Favorable building loan interest, long term
In the current low-interest phase, the hunt for the lowest possible interest rate has begun. Finally, it is common knowledge that low interest rates also result in cheap loans. Every borrower would like to save where he can and would rather do it in his own pocket than pay the bank high mortgage interest. However, low construction interest rates can make you pay off a loan very slowly compared to higher interest rates, which means that you ultimately end up with higher interest costs. This phenomenon is called the redemption paradox. But there are ways to counteract it.
The repayment paradox describes a phenomenon with annuity loans: If the interest rate for offer A is lower than for offer B, but the repayment is the same, the remaining term of the loan increases. So if you have two mortgage offers with different interest rates and you choose the one with the lower interest rate with repayment yourself, accept that you will have to pay the mortgage a few years longer. The reason lies in the nature of annuity loans.

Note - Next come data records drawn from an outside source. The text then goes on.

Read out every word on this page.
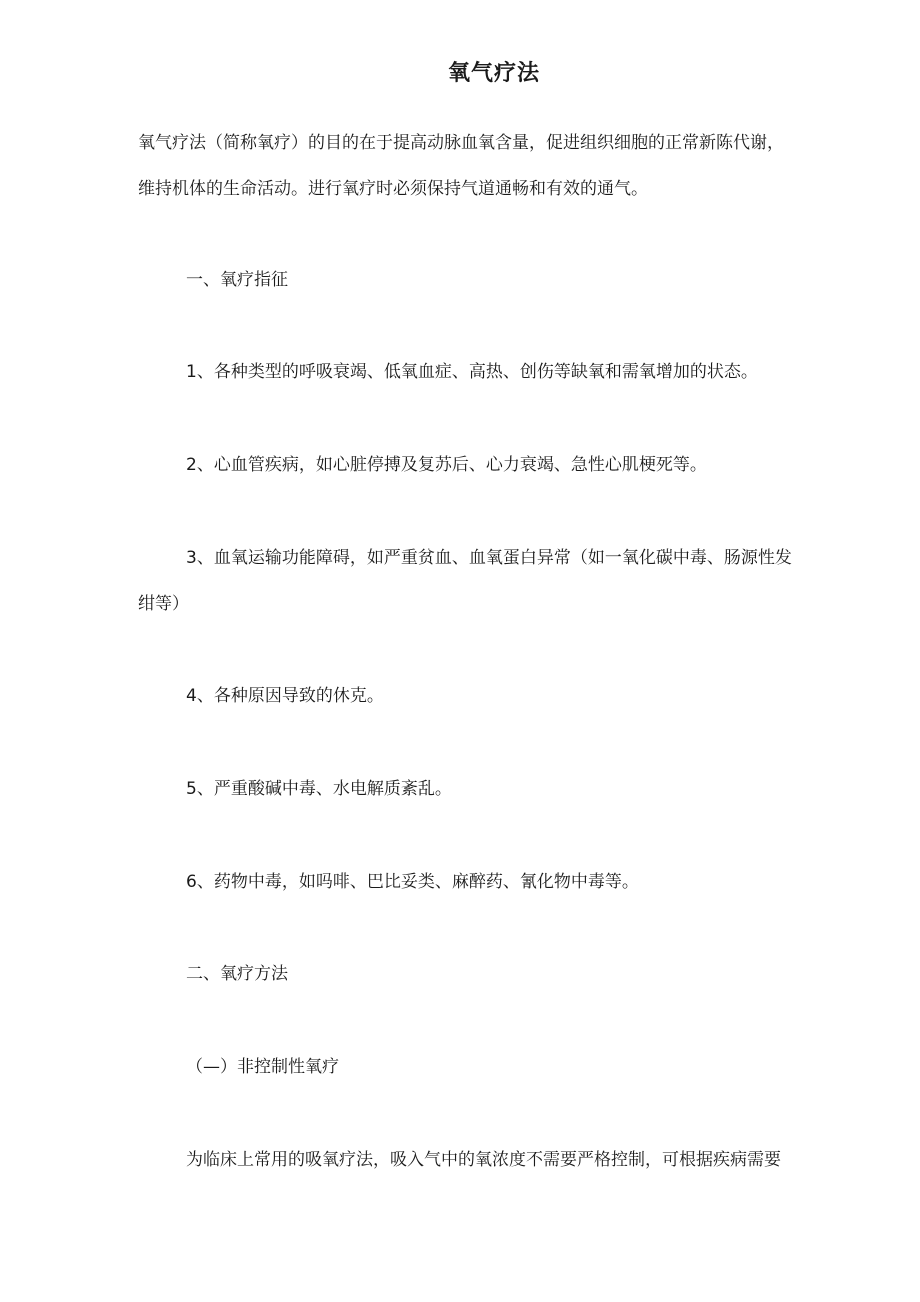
氧气疗法

氧气疗法（简称氧疗）的目的在于提高动脉血氧含量，促进组织细胞的正常新陈代谢，

维持机体的生命活动。进行氧疗时必须保持气道通畅和有效的通气。

一、氧疗指征

1、各种类型的呼吸衰竭、低氧血症、高热、创伤等缺氧和需氧增加的状态。

2、心血管疾病，如心脏停搏及复苏后、心力衰竭、急性心肌梗死等。

3、血氧运输功能障碍，如严重贫血、血氧蛋白异常（如一氧化碳中毒、肠源性发

绀等）

4、各种原因导致的休克。

5、严重酸碱中毒、水电解质紊乱。

6、药物中毒，如吗啡、巴比妥类、麻醉药、氰化物中毒等。

二、氧疗方法

（—）非控制性氧疗

为临床上常用的吸氧疗法，吸入气中的氧浓度不需要严格控制，可根据疾病需要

These loans are structured in such a way that the monthly installment remains the same throughout the years. It consists of an interest component and a repayment component. The interest portion goes to the bank. You pay him for the bank to lend you the money at all. The repayment portion goes into the payment of your remaining debt. Because the interest portion is always counted towards the amount of the remaining debt and this residual debt decreases continuously, the interest portion also decreases. Within the monthly rate, the situation shifts over the years: the interest component continues to decrease, the repayment component continues to increase, while the rate itself remains the same. A pictorial example: Suppose your rate is 1,000 dollars from the start. At the beginning of your mortgage lending, 300 dollars flow into the interest and 700 dollars into the repayment. At the end of your mortgage lending it is only 80 dollars interest and 920 dollars repayment.
Repayment paradox means: In the case of a loan with an interest rate that is lower from the start and the same repayment rate, it takes longer for the ratios to shift within the rate in favor of repayment, the interest component declines more slowly and the repayment component increases more slowly. As a result, it will take you a total of longer to completely pay off your remaining debt. And you have to accept higher interest costs over the years.
Annuity loan with different interest rates with repayment
You can clearly see this example: at an interest rate of 1.2 percent, the monthly rate of your mortgage lending is significantly cheaper (980 dollars instead of 1,073.33 dollars), but the remaining debt is higher in the end, and it will take a total of one and a half years longer until you have paid off the entire loan. Let us now compare again what would happen if, with the lower interest rate, you increased the repayment a little higher from the start, namely to 3.5 percent per year:Table: Annuity loan with higher repayment in comparison
Here you can see: With an initial repayment of 3.5 percent instead of 3 percent, you can counteract the repayment paradox. Because then you can choose the mortgage with the lower interest rate and still finish the remaining debt faster, namely after 24 years and 5 months instead of only after 26 years and 7 months. The rate is roughly the same as for the offer with the higher interest rate, but you have paid off much more debt after 10 years and are now only at 175,932.78 dollars instead of 188,972.87 dollars.